You deserve to have someone to talk to.
The counselor was a good idea but she might not have been the right one for you.
Find a better one, go for at least ten visits, be honest.
Peace
I feel like I just met my twin right here.
Your not crazy in the slightest.
The thoughts in my head are literally insane. Everything you can think about i’ve thought of. At night i can’t sleep sometimes because the thoughts take over control, I think about what it would be like to kill people or kill myself, but I know in my heart I would never do it. because life is to good. You have a good life. There’s so many people in this world that would kill to be you (not literally). Dont underestimate what you have because you have alot. If you don’t have any friends, I’ll be your friend. Counselors really do suck, if you want someone to talk to like that id suggest an actual therapist cause in my personal opinion and experience, counselors don’t care.
Cutting yourself, stop. those scars are there forever. I used to cut all the time. My friends saw and they didnt think I was werid or anything they just wanted me to get better. I want you to get better. It got so bad that they were in fear I was going to take my life. I didn’t want anyone to feel sadness because of me so I made a promise with God that I wouldn’t hurt myself again, and I haven’t in a year.
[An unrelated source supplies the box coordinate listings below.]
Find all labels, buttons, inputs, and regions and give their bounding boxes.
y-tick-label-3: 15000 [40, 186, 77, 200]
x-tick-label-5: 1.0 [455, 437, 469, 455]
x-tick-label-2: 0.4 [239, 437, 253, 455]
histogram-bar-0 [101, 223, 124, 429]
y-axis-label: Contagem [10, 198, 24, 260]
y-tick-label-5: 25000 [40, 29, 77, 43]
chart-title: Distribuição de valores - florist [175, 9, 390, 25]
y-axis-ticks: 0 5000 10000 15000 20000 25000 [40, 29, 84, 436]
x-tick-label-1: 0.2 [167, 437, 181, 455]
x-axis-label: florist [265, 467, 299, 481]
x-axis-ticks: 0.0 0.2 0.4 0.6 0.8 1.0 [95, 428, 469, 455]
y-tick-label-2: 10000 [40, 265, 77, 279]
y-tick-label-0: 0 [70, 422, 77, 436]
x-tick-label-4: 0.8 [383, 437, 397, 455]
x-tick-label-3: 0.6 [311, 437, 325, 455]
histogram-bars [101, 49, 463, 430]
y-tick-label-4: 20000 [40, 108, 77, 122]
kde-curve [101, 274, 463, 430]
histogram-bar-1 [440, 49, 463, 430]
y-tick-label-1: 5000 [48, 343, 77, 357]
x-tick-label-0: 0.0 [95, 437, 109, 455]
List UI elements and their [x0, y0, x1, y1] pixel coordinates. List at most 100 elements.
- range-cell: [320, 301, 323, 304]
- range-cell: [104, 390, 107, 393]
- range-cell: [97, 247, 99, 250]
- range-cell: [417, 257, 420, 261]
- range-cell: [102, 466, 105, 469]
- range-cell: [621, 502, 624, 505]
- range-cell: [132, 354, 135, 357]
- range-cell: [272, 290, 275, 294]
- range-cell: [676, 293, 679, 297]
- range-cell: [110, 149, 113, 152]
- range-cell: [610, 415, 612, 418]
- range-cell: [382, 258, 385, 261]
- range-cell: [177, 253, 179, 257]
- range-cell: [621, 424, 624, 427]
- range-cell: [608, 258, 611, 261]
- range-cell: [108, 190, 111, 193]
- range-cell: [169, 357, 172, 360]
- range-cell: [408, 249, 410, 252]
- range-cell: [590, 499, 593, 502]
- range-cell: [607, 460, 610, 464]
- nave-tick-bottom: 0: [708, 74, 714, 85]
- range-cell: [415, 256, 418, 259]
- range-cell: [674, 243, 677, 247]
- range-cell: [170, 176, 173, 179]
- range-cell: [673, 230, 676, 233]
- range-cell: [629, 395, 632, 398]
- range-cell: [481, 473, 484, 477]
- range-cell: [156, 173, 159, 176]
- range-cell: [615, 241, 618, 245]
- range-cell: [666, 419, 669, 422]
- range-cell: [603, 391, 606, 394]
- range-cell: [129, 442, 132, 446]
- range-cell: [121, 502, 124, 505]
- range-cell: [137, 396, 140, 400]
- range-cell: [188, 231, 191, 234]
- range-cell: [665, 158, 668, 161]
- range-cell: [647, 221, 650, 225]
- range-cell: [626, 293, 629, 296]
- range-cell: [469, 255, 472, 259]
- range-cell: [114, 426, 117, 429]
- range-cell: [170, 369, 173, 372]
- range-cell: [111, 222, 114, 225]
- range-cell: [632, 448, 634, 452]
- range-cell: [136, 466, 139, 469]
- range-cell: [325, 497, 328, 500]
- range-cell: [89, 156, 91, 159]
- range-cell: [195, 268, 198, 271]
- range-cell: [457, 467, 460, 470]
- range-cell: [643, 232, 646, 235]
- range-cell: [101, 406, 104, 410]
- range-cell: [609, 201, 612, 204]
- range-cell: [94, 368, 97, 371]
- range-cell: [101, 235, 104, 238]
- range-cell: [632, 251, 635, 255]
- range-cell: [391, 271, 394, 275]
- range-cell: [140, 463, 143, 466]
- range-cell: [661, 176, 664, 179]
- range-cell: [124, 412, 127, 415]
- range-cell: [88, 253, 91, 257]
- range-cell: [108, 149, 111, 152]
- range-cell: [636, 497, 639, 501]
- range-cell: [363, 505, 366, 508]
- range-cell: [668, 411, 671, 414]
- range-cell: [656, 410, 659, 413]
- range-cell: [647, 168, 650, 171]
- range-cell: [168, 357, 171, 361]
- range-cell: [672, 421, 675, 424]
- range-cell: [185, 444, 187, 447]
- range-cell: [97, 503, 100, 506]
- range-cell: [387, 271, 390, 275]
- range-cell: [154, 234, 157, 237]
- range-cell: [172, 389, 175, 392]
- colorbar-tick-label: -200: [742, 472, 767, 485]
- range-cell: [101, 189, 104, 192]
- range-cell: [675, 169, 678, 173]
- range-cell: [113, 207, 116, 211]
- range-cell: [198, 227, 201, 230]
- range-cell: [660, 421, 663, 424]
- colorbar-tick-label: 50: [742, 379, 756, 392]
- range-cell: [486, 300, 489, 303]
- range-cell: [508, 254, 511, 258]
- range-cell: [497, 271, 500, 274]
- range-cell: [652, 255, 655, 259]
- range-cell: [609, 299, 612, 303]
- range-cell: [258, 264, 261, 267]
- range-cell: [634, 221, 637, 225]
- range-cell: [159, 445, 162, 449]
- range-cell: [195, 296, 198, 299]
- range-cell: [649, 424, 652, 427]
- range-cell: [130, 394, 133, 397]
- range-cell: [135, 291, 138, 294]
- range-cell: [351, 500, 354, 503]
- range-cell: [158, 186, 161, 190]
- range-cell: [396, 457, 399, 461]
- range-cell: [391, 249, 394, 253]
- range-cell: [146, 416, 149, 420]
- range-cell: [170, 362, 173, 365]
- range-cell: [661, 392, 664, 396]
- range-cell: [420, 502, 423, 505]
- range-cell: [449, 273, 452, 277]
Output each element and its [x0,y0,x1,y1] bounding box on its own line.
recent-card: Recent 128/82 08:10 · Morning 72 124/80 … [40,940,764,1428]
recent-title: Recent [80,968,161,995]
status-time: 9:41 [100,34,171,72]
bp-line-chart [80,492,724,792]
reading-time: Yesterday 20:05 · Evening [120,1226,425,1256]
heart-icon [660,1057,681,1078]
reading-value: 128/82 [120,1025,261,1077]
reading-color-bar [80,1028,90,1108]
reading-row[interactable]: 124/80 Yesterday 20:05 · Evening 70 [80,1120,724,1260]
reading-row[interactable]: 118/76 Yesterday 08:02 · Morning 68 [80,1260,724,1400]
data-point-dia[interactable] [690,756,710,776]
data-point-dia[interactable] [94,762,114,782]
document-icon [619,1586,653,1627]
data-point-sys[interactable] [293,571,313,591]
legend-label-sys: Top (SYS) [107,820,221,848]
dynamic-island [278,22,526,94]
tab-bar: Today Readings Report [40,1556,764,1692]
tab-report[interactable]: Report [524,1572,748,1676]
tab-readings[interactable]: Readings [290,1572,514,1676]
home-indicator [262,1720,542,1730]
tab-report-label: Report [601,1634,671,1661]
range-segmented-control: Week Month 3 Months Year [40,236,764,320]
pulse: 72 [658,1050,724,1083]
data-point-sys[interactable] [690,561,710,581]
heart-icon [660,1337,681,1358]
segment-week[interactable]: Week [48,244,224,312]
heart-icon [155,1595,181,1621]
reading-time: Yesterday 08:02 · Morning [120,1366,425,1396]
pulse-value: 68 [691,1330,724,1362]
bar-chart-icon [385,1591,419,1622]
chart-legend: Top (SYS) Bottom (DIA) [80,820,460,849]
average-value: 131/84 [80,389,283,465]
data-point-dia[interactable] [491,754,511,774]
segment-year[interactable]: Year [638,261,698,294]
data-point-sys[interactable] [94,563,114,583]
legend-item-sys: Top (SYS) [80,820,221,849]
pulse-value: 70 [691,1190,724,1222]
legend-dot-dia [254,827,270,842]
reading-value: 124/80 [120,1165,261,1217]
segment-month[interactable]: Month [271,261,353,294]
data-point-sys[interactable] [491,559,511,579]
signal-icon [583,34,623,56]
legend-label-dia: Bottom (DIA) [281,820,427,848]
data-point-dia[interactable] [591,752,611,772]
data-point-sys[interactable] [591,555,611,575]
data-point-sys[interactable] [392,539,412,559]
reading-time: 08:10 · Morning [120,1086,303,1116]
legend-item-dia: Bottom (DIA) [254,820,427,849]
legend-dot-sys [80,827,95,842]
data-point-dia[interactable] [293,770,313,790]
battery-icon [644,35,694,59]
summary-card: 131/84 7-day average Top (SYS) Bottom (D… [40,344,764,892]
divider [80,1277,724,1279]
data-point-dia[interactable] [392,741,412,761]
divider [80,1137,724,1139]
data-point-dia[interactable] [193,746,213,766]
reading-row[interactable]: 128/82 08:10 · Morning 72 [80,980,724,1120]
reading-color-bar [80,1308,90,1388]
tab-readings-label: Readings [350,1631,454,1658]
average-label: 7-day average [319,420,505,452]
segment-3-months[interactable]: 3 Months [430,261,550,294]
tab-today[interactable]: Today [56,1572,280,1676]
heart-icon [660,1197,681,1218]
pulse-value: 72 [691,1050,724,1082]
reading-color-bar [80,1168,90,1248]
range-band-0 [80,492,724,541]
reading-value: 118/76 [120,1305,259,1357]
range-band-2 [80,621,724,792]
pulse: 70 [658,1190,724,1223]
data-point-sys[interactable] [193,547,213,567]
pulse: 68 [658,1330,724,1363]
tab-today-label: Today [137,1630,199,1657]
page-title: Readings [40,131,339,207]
It’s different for you thought because your homeschool, so I can see why it’s hard to have friends.
I can completely understand you, what a sucky feeling -_-
Thank you all for your input. When it comes to cutting myself I am so done with that. I’ll admit that there has been close calls but I haven’t for 5 months and I told myself I wouldn’t resort to that anymore. These kinds of thoughts occur in my mind randomly. I am a very curious person. And sometimes I overstep boundaries with my curiousity. Then those violent thoughts come into my head and for a while I will dwell on them. I’m not dangerous and have a heart for people so that’s why I’m confused because its two entirely different mindsets, yet I have both. And of course I will never act on these because I don’t have the heart to hurt people. I really don’t. I could never do something like that. Things have been progressing. I have passed my worst point but there is still areas that need help. And I definitely agree that I need someone to talk to. I need to find a counselor or therapist soon. Thanks guys!
The first post I wrote on here is called “the Voice”
It’s all about the thoughts in your head and how they are not really you.
Search for it and check it out.
Once you learn to actually stop those thoughts, you can begin to find peace.